Proving two statements are the same (with words).

[angela107]

Homework Statement

Are $(\sqrt{x})^2$ and $\sqrt{x^2}$ always equal for all real numbers x?

Relevant Equations

n/a

As the question asks, I believe this statement is true. At least, technically. It is important to consider the domain of the function. Yes, $sqrt(x)^2 = x$, but $sqrt(x)$ is only defined for nonnegative $x$, whereas $sqrt(x^2)$ is defined for all $x$, since $x^2$ is always nonnegative. The two functions are actually equal where they are both defined.

My question is, have my justified my solution well enough for a reader to understand what I'm saying?

 

[Mark44]

Homework Statement:: Are $(\sqrt{x})^2$ and $\sqrt{x^2}$ always equal for all real numbers x?
Relevant Equations:: n/a

As the question asks, I believe this statement is true. At least, technically. It is important to consider the domain of the function. Yes, $sqrt(x)^2 = x$, but $sqrt(x)$ is only defined for nonnegative $x$, whereas $sqrt(x^2)$ is defined for all $x$, since $x^2$ is always nonnegative. The two functions are actually equal where they are both defined.

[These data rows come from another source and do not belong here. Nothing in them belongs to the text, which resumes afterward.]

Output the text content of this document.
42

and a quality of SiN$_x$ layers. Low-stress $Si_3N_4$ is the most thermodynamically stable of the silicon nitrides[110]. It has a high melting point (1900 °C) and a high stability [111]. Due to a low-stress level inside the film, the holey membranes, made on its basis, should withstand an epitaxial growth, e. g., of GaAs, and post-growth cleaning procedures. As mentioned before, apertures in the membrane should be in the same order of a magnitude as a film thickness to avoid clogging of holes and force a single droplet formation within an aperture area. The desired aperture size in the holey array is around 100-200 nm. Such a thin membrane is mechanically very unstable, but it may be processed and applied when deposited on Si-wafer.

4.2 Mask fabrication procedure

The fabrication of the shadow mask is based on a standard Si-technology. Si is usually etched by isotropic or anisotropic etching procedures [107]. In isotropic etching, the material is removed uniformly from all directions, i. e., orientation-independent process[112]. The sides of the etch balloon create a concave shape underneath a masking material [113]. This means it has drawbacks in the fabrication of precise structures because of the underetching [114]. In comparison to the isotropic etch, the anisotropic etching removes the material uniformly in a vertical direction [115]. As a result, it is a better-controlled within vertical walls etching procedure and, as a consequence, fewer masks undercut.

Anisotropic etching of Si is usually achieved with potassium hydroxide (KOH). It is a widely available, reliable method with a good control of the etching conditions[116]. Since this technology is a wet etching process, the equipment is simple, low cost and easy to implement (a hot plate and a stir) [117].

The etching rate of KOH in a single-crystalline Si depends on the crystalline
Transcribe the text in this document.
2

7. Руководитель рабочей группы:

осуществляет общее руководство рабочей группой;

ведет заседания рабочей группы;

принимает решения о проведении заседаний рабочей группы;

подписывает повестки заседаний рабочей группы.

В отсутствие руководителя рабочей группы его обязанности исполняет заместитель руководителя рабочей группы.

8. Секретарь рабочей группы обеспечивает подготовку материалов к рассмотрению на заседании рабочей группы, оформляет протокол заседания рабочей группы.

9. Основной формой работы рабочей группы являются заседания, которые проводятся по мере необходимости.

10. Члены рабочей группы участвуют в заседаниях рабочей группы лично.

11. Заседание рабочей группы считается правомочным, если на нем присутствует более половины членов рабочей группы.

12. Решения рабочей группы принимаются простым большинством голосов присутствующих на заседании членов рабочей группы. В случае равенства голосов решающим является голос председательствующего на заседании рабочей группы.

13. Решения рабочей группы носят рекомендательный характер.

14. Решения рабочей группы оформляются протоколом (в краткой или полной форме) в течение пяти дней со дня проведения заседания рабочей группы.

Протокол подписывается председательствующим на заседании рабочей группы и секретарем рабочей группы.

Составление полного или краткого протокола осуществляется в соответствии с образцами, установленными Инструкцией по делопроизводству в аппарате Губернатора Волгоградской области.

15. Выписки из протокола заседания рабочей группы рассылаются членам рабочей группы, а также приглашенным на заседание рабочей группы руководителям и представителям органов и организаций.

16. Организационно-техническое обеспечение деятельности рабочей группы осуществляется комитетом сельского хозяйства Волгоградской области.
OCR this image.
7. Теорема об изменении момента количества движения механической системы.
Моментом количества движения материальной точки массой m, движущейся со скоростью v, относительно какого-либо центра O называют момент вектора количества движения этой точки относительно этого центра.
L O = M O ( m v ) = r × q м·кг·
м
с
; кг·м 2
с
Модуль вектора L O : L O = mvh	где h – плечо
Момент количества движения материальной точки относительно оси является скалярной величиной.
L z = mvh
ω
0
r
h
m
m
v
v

My question is, have my justified my solution well enough for a reader to understand what I'm saying?

First off, those are expressions, not statements.
The question asks whether $(\sqrt{x})^2$ and $\sqrt{x^2}$ are always equal for all real numbers x.
Are the two expressions equal for, say, x = 1?

Keep in mind that where both expressions are defined is not necessarily all real numbers.